One key strength of the study is the use of the FLAME framework to measure hallucination tendencies. This provides a robust and principled way to assess the model's factual grounding, beyond just looking at raw task performance.

However, the study is limited to the closed-book question answering task. It would be interesting to see if similar dynamics play out in other fine-tuning scenarios, such as open-ended text generation or multi-task learning. The researchers acknowledge this as an area for future work.

Additionally, the study focuses on the high-level behaviors of the models, but does not delve into the underlying mechanisms that lead to hallucination. Further research could explore the model internals and architectural choices that contribute to this phenomenon.

Overall, this paper provides valuable insights into the challenges of expanding the knowledge of large language models through fine-tuning. The findings underscore the importance of robust pre-training as the foundation for factual knowledge, rather than relying on fine-tuning alone to build reliable and trustworthy AI systems.

Conclusion

This study highlights the risks of exposing large language models to significant new factual information during fine-tuning. While fine-tuning can help models use their existing knowledge more efficiently, the researchers found that it struggles to truly expand the model's knowledge base.

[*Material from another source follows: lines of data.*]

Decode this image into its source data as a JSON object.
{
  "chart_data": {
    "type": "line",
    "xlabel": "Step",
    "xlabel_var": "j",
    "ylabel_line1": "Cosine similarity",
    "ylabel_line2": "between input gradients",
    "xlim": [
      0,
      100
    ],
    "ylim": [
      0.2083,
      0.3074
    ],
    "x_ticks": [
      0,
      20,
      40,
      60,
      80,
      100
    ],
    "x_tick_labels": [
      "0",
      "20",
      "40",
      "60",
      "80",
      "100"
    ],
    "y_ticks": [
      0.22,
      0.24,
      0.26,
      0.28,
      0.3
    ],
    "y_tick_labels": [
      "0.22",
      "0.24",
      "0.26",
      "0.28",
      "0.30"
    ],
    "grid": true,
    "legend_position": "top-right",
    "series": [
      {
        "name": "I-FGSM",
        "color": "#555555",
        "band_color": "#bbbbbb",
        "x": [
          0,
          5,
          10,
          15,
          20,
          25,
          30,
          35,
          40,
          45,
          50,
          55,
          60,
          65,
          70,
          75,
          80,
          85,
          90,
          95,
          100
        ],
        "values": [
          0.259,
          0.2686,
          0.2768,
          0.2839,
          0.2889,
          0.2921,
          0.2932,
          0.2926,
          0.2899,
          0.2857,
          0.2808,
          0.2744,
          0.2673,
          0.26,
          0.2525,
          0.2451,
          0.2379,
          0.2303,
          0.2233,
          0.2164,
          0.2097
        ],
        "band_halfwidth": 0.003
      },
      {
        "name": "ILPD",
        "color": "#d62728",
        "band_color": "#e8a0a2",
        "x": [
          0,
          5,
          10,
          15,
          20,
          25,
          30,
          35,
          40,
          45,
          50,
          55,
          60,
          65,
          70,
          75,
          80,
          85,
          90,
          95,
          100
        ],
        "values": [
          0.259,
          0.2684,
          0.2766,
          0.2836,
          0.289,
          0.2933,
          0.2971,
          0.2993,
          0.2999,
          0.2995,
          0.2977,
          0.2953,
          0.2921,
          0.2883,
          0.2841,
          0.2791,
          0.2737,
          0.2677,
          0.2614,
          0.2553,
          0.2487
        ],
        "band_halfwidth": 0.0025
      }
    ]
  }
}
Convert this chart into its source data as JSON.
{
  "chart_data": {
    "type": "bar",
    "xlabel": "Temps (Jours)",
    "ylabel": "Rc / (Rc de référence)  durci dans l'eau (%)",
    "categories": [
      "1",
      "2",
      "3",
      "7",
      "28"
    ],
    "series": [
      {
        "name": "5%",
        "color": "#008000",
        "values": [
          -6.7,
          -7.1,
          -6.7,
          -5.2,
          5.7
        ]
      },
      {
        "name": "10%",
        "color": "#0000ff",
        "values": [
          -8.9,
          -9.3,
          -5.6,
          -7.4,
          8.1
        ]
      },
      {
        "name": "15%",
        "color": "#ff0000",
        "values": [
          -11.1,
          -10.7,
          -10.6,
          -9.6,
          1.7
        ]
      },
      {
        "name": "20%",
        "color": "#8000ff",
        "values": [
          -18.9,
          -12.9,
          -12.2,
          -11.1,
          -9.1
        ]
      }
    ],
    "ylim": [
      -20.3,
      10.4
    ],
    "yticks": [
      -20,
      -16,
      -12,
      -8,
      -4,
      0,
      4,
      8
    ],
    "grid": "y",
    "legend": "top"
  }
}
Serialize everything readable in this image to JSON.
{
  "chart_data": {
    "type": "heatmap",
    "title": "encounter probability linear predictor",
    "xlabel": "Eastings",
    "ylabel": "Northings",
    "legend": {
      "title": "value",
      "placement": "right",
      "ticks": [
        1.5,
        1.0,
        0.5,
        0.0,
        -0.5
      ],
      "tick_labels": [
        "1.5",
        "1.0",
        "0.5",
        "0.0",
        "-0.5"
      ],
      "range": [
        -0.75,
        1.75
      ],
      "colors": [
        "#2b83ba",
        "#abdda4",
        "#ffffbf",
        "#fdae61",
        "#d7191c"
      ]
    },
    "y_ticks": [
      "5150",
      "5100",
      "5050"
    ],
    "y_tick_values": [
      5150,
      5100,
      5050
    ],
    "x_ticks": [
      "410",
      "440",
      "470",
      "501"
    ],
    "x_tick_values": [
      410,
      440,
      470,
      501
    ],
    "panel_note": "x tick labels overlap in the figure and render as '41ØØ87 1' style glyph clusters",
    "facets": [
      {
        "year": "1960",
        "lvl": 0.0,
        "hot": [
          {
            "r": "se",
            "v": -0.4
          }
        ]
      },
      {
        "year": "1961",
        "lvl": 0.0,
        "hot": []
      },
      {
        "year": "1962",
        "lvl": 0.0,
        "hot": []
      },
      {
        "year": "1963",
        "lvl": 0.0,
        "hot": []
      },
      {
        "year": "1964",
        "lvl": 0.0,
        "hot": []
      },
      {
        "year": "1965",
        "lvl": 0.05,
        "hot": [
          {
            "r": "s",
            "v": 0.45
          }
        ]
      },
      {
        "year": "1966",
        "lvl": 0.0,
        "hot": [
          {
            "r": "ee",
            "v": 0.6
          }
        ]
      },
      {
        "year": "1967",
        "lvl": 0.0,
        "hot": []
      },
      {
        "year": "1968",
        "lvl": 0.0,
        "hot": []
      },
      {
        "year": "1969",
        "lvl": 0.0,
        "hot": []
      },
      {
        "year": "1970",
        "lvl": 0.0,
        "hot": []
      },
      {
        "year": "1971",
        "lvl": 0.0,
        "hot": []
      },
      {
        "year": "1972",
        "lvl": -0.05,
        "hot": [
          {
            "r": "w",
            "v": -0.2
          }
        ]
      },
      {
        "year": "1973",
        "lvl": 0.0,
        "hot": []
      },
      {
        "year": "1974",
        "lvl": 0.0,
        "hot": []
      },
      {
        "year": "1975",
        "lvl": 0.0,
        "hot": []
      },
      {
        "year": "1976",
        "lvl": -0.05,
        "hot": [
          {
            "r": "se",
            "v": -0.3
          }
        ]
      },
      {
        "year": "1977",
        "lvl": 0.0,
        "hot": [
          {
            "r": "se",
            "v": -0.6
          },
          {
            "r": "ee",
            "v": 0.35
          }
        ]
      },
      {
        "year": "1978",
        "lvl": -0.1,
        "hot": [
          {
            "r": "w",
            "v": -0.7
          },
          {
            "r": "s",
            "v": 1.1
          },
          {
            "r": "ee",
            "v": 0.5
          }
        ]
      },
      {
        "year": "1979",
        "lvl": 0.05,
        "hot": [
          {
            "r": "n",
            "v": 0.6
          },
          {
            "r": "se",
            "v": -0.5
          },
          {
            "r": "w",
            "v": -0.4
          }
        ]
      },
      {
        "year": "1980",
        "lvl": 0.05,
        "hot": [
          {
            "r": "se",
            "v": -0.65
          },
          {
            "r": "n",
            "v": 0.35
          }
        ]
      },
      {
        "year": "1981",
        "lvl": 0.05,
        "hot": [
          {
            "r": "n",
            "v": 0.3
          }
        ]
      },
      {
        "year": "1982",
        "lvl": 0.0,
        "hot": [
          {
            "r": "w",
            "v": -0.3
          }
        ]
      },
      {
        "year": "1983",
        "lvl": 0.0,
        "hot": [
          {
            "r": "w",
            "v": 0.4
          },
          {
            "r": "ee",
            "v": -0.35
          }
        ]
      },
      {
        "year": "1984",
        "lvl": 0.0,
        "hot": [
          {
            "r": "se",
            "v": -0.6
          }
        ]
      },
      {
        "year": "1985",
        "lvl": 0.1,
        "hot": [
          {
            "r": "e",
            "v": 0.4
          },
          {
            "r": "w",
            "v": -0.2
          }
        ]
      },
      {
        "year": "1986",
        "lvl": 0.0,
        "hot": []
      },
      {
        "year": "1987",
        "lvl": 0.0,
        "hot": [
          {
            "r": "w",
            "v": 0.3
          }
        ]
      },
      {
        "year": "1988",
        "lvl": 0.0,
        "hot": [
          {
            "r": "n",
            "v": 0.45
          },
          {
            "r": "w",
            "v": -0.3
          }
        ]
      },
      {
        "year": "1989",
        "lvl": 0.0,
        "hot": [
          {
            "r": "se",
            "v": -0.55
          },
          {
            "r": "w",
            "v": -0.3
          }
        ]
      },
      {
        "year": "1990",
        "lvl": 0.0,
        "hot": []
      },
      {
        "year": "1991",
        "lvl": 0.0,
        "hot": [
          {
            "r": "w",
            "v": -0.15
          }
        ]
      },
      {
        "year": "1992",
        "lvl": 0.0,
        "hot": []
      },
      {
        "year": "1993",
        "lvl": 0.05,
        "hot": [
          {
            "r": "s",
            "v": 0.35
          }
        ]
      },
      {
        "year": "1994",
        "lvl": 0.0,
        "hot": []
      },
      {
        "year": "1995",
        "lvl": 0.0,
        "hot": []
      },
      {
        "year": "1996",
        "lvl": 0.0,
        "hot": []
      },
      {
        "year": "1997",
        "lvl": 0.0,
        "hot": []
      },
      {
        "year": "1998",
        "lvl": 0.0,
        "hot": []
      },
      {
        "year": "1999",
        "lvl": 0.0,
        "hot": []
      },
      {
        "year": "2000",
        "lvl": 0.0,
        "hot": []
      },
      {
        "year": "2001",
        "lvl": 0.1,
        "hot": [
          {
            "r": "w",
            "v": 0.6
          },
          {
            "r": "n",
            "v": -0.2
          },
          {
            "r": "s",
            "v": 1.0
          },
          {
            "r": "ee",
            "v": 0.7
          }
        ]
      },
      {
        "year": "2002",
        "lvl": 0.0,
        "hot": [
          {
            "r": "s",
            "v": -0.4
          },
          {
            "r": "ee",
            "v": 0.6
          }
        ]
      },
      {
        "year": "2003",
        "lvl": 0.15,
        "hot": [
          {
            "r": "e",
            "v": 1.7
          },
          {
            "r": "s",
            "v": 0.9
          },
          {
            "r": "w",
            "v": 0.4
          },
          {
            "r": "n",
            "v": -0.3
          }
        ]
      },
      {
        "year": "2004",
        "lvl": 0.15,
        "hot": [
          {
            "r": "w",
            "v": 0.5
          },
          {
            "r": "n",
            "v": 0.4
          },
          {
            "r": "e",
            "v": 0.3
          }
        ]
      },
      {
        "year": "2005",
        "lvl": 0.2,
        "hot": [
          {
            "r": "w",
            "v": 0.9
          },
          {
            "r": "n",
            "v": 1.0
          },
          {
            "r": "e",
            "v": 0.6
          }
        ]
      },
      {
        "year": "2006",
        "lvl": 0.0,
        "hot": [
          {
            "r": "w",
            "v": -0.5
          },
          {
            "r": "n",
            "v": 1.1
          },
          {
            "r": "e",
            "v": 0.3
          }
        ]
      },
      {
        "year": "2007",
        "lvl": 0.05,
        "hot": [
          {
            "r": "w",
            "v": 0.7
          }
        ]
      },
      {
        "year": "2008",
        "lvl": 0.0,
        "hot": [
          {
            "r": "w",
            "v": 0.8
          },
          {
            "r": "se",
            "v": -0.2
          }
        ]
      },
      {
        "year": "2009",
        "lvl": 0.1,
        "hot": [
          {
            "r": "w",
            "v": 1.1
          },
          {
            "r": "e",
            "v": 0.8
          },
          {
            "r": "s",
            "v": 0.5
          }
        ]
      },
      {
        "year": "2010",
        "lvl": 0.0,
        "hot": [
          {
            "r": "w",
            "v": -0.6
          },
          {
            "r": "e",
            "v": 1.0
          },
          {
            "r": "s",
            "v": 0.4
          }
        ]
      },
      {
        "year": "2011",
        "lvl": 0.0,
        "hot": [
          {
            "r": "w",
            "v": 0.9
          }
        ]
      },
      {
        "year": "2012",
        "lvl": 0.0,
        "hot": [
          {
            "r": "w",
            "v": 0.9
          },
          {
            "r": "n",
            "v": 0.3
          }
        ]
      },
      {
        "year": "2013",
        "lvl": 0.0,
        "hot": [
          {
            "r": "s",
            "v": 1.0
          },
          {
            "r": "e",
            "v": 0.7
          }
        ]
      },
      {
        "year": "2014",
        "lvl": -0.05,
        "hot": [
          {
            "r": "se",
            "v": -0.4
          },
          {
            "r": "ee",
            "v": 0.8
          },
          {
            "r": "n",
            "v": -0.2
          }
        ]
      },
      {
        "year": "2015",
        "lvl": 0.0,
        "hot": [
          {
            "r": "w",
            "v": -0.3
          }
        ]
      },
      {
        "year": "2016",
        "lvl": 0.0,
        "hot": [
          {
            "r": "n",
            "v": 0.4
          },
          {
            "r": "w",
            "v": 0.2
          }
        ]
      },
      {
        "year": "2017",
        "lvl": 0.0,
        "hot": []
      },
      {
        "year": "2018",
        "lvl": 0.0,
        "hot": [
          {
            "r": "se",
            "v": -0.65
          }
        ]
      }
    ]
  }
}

Crucially, as new information is gradually learned through fine-tuning, it can actually increase the model's tendency to hallucinate - generating factually incorrect responses that are not grounded in its pre-existing knowledge. This suggests that the bulk of a language model's factual knowledge should come from its initial pre-training, rather than fine-tuning.

The findings of this paper have important implications for the development of reliable and trustworthy AI systems. They underscore the need for robust pre-training strategies and careful fine-tuning procedures to ensure language models can utilize their knowledge accurately and avoid hallucinating. As the field of large language models continues to evolve, studies like this will be crucial for guiding best practices and addressing the fundamental challenges in this area.